The insects invaded the area from Asia years ago, but have recently set their sights on local fruit trees.
They are small, brown, noisy, smelly and may be attacking an orchard near you. Stink bugs invaded the area from Asia years ago, but have recently set their sights on local fruit trees.
The first documented sighting of a stink bug in the US was in Allentown in the mid 90s. Since then the animals – yes, insects are animals – have flown, crawled or hitchhiked to at least 40 counties in Pennsylvania, and numerous other states.
Stink bugs were mostly just a nuisance to residents, getting inside houses to over-winter. But last year their numbers exploded, and the bugs descended on fruit trees in West Virginia. They feed on the fruit, causing it to leak liquid or turn brown on the inside. George Hamilton, a Rutgers Extension Specialist in pest management, says New Jersey is now seeing similar problems.

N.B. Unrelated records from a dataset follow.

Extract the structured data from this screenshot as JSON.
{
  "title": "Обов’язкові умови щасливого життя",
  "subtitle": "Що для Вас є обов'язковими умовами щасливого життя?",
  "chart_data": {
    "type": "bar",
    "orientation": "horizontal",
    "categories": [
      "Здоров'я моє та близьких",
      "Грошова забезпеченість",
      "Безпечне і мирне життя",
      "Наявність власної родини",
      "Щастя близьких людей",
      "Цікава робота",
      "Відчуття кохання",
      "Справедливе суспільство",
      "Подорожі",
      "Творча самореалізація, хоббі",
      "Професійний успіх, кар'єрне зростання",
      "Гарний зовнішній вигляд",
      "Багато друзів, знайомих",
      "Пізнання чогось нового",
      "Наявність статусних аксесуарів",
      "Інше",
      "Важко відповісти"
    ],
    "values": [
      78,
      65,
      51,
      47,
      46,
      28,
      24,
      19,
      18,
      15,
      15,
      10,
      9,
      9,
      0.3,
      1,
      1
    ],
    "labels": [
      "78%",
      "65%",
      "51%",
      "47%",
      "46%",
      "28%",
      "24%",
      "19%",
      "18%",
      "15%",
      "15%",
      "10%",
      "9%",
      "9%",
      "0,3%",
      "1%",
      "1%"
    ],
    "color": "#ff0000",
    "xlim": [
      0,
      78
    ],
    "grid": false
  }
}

Hamilton: This year, and I don’t know why, it might be the weather we’re having or whatnot, we’ve seen a similar explosion of the populations and we have peach growers that are experiencing high levels of damage.
Hamilton says it’s too early to know the extent of the damage to the industry. Steve Jacobs, an entomologist at Penn State, says there’s no good solution yet to keeping stink bugs off the trees.
Jacobs: I know that they have to spray a lot more in these orchards, and as a consequence of that it messes up some of the other programs that they have in place to reduce pesticides.
Government and academic researchers are monitoring the damage done by stink bugs, and working to find a non-chemical way to eliminate the critters. Hamilton’s group is working with the USDA to find a predator for stink bugs that fruit growers can unleash on their orchards, to avoid using chemical pesticides.